LA QUINTA, CALIF. — The consensus from market analysts speaking at the International Sweetener Colloquium is that domestic sugar prices for the 2023-24 marketing year are up, and they’re likely going to stay up or move higher.

Robust demand amid stubborn inflation was a key supportive element, but analysts spotlighted supply issues as a major driving force behind recent price hikes. Constrictions due to two separate force majeure declarations in 2022 along with a growing reduction in intended domestic acres planted to sugar beets in 2023 were limiting supply factors. Another factor was limited import capacity.

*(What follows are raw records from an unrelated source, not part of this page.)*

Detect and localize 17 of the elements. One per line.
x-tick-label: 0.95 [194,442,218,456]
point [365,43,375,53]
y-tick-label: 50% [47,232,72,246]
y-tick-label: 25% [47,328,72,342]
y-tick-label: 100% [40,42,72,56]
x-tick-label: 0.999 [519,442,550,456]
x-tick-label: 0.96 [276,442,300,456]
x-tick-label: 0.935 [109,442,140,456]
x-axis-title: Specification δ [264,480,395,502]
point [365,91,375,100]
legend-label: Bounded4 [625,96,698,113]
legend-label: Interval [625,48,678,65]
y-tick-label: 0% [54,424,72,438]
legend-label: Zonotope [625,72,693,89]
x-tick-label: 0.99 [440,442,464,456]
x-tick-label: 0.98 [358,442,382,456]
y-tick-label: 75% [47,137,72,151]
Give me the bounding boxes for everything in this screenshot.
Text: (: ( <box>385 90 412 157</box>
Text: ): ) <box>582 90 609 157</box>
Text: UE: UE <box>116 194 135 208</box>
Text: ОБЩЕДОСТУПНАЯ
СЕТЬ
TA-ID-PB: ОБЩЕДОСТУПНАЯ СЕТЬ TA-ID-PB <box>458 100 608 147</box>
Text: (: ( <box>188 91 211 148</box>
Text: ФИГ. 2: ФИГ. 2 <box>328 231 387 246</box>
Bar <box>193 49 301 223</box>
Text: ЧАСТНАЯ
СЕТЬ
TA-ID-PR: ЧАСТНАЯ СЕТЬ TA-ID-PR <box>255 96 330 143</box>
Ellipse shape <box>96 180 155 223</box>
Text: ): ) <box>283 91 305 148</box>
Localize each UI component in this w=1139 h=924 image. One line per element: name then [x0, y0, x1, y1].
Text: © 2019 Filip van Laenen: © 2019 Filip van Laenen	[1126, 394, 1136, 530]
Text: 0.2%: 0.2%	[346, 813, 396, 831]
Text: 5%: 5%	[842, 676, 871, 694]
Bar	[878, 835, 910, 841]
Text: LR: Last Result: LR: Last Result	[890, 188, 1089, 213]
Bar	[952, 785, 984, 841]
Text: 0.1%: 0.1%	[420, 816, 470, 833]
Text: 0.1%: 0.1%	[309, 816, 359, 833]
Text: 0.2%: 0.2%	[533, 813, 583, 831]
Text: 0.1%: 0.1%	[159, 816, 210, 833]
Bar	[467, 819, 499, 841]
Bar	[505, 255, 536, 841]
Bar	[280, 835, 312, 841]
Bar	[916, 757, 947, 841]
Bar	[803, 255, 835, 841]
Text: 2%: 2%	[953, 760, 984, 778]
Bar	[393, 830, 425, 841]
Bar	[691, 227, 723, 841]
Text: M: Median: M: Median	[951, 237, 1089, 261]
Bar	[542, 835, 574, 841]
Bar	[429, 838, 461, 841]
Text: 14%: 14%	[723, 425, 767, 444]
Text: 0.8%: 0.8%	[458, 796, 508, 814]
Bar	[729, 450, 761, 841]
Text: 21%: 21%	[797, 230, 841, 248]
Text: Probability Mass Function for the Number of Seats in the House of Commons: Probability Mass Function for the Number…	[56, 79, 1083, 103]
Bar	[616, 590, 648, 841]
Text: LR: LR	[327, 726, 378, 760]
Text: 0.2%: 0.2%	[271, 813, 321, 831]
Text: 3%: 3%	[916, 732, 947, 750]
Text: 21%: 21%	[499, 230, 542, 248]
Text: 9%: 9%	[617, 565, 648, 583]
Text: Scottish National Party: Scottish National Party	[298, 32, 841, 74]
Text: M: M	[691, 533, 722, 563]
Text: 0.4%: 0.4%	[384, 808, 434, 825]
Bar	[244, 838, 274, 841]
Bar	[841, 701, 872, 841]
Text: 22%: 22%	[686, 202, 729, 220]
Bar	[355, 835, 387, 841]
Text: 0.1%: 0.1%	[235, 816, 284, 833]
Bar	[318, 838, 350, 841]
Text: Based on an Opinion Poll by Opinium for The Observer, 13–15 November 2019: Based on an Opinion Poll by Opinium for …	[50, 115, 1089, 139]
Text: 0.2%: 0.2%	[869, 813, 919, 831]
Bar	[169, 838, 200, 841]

“Mexico is a critical factor,” Frank Jenkins, president of JSG Commodities, said during a Feb. 27 presentation at the International Sweetener Colloquium, co-hosted by the Sweetener Users Association and the International Dairy Foods Association.

After suffering from lower yields due to inclement weather throughout its production cycle, Jenkins said the current cane crop in Mexico will be unable to meet the US target quantity of 1.3 million tonnes as it only has about 1 million tonnes available for export. Estimates for Mexico’s sugar production in 2022-23 ranged from 5.5 million tonnes to about 5.8 million tonnes, compared with 5.9 million tonnes as the current US Department of Agriculture forecast. But Jenkins said Mexico’s production levels would need to be closer to 6 million tonnes to satisfy domestic needs in Mexico and the export limit demand from the United States. He forecast Mexico’s production at 5.5 million tonnes.

Humberto Jasso, executive president of the Mexican Sugar Chamber, acknowledged the country’s sugar production struggles but countered that shipments of sugar to the United States from Mexico have not been affected. Jasso said there was difficulty in forecasting overall production levels for 2022-23 due to atypical rains in November and December that affected sugar yield, but he asserted this would likely be offset by the historically high level of acres planted to sugar cane.

Additionally, prices for corn sweeteners may move higher in 2024 depending mainly on corn prices, but they also were influenced by unforeseen product demand and limited refining capability.

“The corn wet milling industry is in a new age,” said Craig Ruffolo, vice president – commodity specialist, McKeany-Flavell Company Inc., explaining that several plants across the country have contracted their capacity and closed several mills which, in turn, has significantly cut corn milling capacity, driving mills to prioritize the production of higher-priced products. It’s a situation that has taken the industry by surprise, Ruffolo said.

“We’ve been on a 22-year run where demand for high-fructose corn syrup was declining, but then demand went up,” Ruffolo said, adding the high price of sugar was another supportive element as buyers currently don’t have a cheaper sweetener alternative to turn to. And rebuilding frontend corn wet milling capacity to meet renewed demand was unlikely, especially after the industry spent years to consolidate operations.

Analysts agreed inflation factors from elevated costs spanning all commodities to operational struggles with recruiting and keeping labor were a large contributor to high prices. But inflation and high sweetener prices also have potential to produce demand destruction, which may prove bearish long term.

“With less discretionary income, consumers are purchasing fewer products, and demand in 2023 may start to slow if consumers are hit too hard by food inflation,” Ruffolo said.